The Department of Energy & Climate Change (DECC) said that renewables generated 23.5% of Britain’s electricity output during the July to September quarter. During the same period, coal’s output slumped from 21% to 17% while gas fell from 38% to 35%.

Renewables’ share of the energy mix climbed by six percentage points compared with the previous year.

New statistics from National Grid also showed that 2015 was a record year for wind energy generation, with onshore and offshore wind farms generating 11% of the UK’s electricity last year – up from 9.5% in 2014.
 
Wind provided enough electricity to meet the annual needs of more than 8.25 million homes – more than 30% of UK households - up from 6.7 million homes last year.

‘More installations means cheaper energy’

Maf Smith, Deputy Chief Executive at trade body RenewableUK, said: “These figures show that the wind industry is continually upping its contribution of clean electricity to British homes, offices and factories.

“Wind energy is a success story which the 35,000 people who this work in this industry in the UK are proud to be a part of.
“The more we install, the cheaper the clean electricity we generate becomes.”

Renewables now main source of power in Scotland

Data from DECC also showed that renewables are now Scotland’s main source of power, generating a record 49.7% of electricity output during 2014.

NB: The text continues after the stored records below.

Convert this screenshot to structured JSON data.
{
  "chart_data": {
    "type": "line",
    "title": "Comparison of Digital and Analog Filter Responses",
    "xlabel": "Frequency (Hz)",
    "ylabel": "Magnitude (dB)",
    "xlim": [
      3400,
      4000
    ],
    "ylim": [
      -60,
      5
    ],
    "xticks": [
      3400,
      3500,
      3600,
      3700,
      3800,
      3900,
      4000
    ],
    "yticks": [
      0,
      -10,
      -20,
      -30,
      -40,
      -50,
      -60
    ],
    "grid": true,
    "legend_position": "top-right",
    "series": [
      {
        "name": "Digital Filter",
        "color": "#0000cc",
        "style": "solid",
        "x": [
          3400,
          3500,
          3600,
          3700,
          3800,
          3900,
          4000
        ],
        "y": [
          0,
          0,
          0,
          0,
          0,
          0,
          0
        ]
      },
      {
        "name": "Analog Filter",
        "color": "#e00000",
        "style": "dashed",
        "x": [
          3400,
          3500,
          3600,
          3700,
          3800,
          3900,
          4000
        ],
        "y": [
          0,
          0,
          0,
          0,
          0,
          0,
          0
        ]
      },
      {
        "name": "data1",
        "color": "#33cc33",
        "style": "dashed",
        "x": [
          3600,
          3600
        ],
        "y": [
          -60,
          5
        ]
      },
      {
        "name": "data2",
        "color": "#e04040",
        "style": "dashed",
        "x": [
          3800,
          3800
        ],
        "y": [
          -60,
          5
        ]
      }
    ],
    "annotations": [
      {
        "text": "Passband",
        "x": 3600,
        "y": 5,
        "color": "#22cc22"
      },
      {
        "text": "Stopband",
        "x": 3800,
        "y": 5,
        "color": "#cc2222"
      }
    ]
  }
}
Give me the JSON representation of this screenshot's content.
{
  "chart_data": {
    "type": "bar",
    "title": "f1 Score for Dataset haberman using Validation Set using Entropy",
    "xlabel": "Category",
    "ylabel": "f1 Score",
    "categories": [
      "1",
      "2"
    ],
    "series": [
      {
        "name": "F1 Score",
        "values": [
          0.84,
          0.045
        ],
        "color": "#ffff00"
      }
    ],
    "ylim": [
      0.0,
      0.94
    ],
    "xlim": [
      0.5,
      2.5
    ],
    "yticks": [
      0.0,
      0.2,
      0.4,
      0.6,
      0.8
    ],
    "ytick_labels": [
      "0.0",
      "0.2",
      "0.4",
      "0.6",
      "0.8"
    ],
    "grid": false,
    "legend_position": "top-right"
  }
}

But Joss Blamire, Senior Policy Manager at trade body Scottish Renewables, warned: “While we are now almost half way to our 2020 goal of producing the equivalent of 100% of our electricity from renewables, the second half of the target is going to be much harder to achieve than the first.

“To see further progress, both the UK and Scottish Governments must now put renewables at the heart of their energy policy in terms of cutting carbon emissions, reducing bills for consumers and increasing our energy security.”